Applying the Optimized find_indices() Function
Now that you've learned about the optimization techniques for the find_indices()
function, let's explore some practical applications and use cases.
Filtering Large Datasets
One common use case for the find_indices()
function is to filter large datasets based on specific criteria. For example, imagine you have a dataset of customer information, and you need to extract the indices of customers from a certain city or with a specific age range.
## Example dataset
customer_data = [
{"name": "John Doe", "age": 35, "city": "New York"},
{"name": "Jane Smith", "age": 28, "city": "Los Angeles"},
{"name": "Bob Johnson", "age": 42, "city": "Chicago"},
{"name": "Sarah Lee", "age": 31, "city": "New York"},
{"name": "Tom Wilson", "age": 25, "city": "Los Angeles"},
]
## Find indices of customers from New York
new_york_indices = find_indices_optimized([d["city"] for d in customer_data], ["New York"])

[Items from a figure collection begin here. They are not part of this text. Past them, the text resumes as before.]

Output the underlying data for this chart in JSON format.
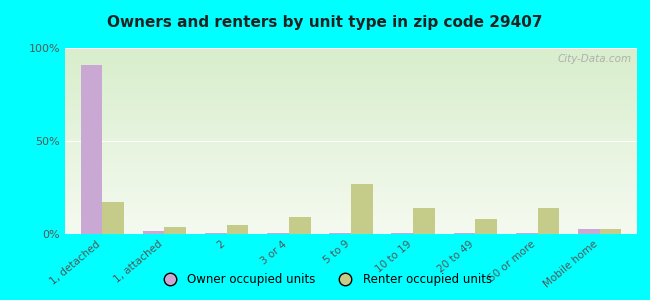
{
  "title": "Owners and renters by unit type in zip code 29407",
  "categories": [
    "1, detached",
    "1, attached",
    "2",
    "3 or 4",
    "5 to 9",
    "10 to 19",
    "20 to 49",
    "50 or more",
    "Mobile home"
  ],
  "owner_values": [
    91,
    1.5,
    0.5,
    0.5,
    0.5,
    0.5,
    0.5,
    0.5,
    2.5
  ],
  "renter_values": [
    17,
    3.5,
    5,
    9,
    27,
    14,
    8,
    14,
    2.5
  ],
  "owner_color": "#c9a8d4",
  "renter_color": "#c5cb88",
  "bg_top": "#d8eecc",
  "bg_bottom": "#f5faf0",
  "outer_bg": "#00ffff",
  "ylim": [
    0,
    100
  ],
  "yticks": [
    0,
    50,
    100
  ],
  "ytick_labels": [
    "0%",
    "50%",
    "100%"
  ],
  "watermark": "City-Data.com",
  "bar_width": 0.35,
  "legend_owner": "Owner occupied units",
  "legend_renter": "Renter occupied units"
}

print(new_york_indices) ## Output: [0, 3]
## Find indices of customers aged 30 or above
age_30_plus_indices = find_indices_binary_search(sorted([d["age"] for d in customer_data]), range(30, 101))

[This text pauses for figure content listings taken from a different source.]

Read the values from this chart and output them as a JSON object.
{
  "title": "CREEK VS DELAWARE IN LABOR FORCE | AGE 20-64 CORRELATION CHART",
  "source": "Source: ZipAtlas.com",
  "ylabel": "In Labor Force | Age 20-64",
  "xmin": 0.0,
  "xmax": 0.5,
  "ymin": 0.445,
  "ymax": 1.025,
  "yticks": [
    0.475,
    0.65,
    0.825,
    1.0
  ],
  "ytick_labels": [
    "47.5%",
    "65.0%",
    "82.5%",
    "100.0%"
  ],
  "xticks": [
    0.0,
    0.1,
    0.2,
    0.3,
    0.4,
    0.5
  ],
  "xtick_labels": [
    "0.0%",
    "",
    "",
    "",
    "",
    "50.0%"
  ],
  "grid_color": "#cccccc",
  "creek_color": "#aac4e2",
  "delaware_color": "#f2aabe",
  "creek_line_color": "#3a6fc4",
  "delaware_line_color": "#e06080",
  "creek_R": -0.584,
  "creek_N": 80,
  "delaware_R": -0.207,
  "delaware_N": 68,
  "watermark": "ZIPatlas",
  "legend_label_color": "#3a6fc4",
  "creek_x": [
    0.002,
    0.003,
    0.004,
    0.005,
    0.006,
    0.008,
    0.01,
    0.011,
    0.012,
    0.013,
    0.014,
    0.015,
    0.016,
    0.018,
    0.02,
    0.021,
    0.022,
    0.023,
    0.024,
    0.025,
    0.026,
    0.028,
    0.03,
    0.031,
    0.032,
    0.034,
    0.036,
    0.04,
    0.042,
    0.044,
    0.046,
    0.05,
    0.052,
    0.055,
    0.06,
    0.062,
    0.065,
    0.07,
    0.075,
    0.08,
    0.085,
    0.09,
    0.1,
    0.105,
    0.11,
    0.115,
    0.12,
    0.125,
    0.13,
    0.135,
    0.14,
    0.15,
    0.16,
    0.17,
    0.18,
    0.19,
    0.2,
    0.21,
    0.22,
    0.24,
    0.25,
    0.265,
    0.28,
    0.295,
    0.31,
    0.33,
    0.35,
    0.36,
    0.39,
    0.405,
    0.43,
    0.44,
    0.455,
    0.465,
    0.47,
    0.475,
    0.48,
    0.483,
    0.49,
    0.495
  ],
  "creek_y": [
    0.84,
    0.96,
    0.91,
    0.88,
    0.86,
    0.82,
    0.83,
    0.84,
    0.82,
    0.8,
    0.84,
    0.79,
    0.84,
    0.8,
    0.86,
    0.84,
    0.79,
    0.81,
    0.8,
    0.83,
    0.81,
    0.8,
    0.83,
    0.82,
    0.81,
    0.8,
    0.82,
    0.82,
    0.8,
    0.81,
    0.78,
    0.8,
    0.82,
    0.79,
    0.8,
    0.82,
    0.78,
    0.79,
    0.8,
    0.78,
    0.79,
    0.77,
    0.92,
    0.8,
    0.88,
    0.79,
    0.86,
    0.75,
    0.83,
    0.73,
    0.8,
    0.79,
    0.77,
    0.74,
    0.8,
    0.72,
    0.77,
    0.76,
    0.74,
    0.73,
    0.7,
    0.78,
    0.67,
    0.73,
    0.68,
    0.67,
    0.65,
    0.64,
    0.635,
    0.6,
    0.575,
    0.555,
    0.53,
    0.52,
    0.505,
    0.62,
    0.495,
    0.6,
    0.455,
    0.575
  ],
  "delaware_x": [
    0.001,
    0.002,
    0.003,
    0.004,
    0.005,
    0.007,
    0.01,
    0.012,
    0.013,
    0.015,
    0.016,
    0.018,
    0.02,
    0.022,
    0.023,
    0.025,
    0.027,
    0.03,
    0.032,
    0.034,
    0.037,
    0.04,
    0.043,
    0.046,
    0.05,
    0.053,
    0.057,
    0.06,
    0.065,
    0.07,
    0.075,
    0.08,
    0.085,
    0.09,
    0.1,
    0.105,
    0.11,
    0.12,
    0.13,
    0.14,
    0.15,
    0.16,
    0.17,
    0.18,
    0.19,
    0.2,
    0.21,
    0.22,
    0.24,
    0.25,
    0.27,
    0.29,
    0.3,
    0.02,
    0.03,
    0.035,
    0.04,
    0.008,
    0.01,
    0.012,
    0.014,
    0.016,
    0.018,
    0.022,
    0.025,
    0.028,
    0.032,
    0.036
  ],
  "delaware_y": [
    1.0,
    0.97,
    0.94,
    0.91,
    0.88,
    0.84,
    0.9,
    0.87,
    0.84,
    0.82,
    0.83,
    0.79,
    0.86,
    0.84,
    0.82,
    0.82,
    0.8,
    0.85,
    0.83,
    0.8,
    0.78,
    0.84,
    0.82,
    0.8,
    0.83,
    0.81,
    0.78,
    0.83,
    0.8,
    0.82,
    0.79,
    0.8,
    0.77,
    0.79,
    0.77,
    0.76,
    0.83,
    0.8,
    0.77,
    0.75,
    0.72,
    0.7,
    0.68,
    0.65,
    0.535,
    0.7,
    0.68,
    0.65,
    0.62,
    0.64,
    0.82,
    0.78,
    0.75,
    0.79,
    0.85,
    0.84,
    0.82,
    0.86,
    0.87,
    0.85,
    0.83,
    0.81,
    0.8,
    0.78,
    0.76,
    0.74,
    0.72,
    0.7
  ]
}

print(age_30_plus_indices) ## Output: [0, 2, 3]
In this example, we use the optimized find_indices_optimized()
function to find the indices of customers from New York, and the find_indices_binary_search()
function to find the indices of customers aged 30 or above.
Analyzing Log Files
Another common use case for the find_indices()
function is to analyze log files. For example, you might want to find the line numbers where specific error messages or warning messages appear.
## Example log file
log_data = [
"2023-04-01 10:00:00 INFO: Application started",
"2023-04-01 10:00:10 WARNING: Disk space running low",
"2023-04-01 10:00:15 ERROR: Database connection failed",
"2023-04-01 10:00:20 INFO: Processing batch job",
"2023-04-01 10:00:30 ERROR: Invalid input data",
]
## Find indices of lines containing "ERROR"
error_indices = find_indices_optimized(log_data, ["ERROR"])
print(error_indices) ## Output: [2, 4]
## Find indices of lines containing "WARNING"
warning_indices = find_indices_binary_search(sorted(log_data), ["WARNING"])
print(warning_indices) ## Output: [1]
In this example, we use the optimized find_indices_optimized()
function to find the indices of lines containing the "ERROR" message, and the find_indices_binary_search()
function to find the indices of lines containing the "WARNING" message.
By applying the optimized find_indices()
function, you can efficiently locate and extract relevant information from large datasets, log files, or any other list-based data structure, making your data analysis and processing tasks more efficient and scalable.